People who have become particularly adept at pushing back always do their homework. They work to be the most informed and smartest in the room when it comes to the facts. You need to be able to leverage different levels of information, from data, to opinions, to the environmental and social factors, that buoy support for your cause. This step also involves teasing out your counterpart’s motivations, temperament, and style; preparing the way for the main conversation by soliciting input from other people; crafting a compelling story out of all the data you’ve gathered; and choosing your style, time, and turf.
Preparing—internally and by doing your homework on your subject and your counterpart—is fine and good but you will demonstrate your true abilities when you steer your way through a real negotiation.
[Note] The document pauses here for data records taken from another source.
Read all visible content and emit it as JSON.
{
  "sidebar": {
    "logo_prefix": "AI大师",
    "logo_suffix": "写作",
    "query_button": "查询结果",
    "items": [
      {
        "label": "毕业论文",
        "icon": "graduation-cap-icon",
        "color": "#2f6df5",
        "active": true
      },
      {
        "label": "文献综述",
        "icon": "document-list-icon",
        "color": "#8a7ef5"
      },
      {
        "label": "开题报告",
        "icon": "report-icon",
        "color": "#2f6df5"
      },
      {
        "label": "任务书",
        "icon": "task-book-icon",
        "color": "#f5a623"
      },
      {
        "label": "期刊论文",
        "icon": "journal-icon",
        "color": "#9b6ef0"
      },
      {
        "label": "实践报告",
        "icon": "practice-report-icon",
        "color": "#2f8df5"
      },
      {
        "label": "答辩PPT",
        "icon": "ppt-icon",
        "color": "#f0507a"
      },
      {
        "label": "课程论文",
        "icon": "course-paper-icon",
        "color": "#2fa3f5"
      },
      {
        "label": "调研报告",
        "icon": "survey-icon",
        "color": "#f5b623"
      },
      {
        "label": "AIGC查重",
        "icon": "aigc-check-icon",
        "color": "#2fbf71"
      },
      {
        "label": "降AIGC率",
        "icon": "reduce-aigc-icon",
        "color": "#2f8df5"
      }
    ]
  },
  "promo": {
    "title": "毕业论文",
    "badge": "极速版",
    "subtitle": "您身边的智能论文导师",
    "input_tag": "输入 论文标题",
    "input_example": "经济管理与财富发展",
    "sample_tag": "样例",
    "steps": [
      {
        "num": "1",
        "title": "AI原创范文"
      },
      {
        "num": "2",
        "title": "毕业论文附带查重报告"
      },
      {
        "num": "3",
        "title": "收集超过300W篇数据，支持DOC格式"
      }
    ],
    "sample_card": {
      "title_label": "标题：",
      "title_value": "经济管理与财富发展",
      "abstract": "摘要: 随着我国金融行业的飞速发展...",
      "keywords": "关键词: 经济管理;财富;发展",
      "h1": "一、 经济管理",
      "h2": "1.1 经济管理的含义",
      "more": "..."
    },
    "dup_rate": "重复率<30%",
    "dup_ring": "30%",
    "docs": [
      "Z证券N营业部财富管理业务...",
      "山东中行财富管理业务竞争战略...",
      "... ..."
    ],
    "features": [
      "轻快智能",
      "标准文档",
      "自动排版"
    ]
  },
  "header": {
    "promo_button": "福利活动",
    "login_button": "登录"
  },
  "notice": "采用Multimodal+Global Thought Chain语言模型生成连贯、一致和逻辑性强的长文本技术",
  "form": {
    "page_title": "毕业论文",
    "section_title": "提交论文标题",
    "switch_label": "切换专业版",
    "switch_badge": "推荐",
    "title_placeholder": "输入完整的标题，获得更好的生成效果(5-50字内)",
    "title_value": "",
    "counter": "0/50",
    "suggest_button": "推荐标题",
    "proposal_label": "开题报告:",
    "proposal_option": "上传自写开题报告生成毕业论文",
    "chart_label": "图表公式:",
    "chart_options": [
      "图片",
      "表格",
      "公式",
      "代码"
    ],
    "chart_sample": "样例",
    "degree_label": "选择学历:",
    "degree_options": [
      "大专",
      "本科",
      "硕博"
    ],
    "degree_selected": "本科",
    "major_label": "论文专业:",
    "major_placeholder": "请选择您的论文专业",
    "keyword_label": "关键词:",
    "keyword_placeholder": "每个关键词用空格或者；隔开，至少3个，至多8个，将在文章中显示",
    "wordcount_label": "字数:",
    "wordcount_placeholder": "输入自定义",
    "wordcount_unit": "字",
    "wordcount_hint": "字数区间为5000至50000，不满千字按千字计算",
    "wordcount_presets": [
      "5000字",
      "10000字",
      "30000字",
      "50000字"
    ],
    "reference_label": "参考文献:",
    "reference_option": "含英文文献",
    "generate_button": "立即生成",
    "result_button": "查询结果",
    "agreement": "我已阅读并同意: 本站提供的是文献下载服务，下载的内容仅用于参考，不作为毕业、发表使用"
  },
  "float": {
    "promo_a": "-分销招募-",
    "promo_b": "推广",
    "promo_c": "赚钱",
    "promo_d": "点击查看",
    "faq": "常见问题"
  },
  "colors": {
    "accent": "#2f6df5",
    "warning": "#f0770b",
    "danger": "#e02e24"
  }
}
Managing yourself in the middle of a tough conversation can be tricky but there are many effective strategies and tactics for navigating it, including the art of making concessions and the strategic use of silence.
There are two kinds of follow-up practiced by the best negotiators. One is internal, involving reflection on how the conversation went: which techniques were used (on both sides of the table) and how effective they were, and what factors went into your success (or lack of success, sometimes). This kind of calm, thorough, inquisitive assessment after the fact is a powerful practice for boosting your skills.
The other kind of follow-up is really the final step in the negotiating conversation itself. Once you’ve finalized a negotiation—whether it’s a conversation with your boss about getting assigned to a plum project or advocating for a raise—it is critical to view the negotiation as incomplete and still in process. Summarizing the terms that were discussed is an underestimated step of negotiating, and it allows you to protect yourself by making clarifications as needed and minimizing misunderstandings between you and the other party.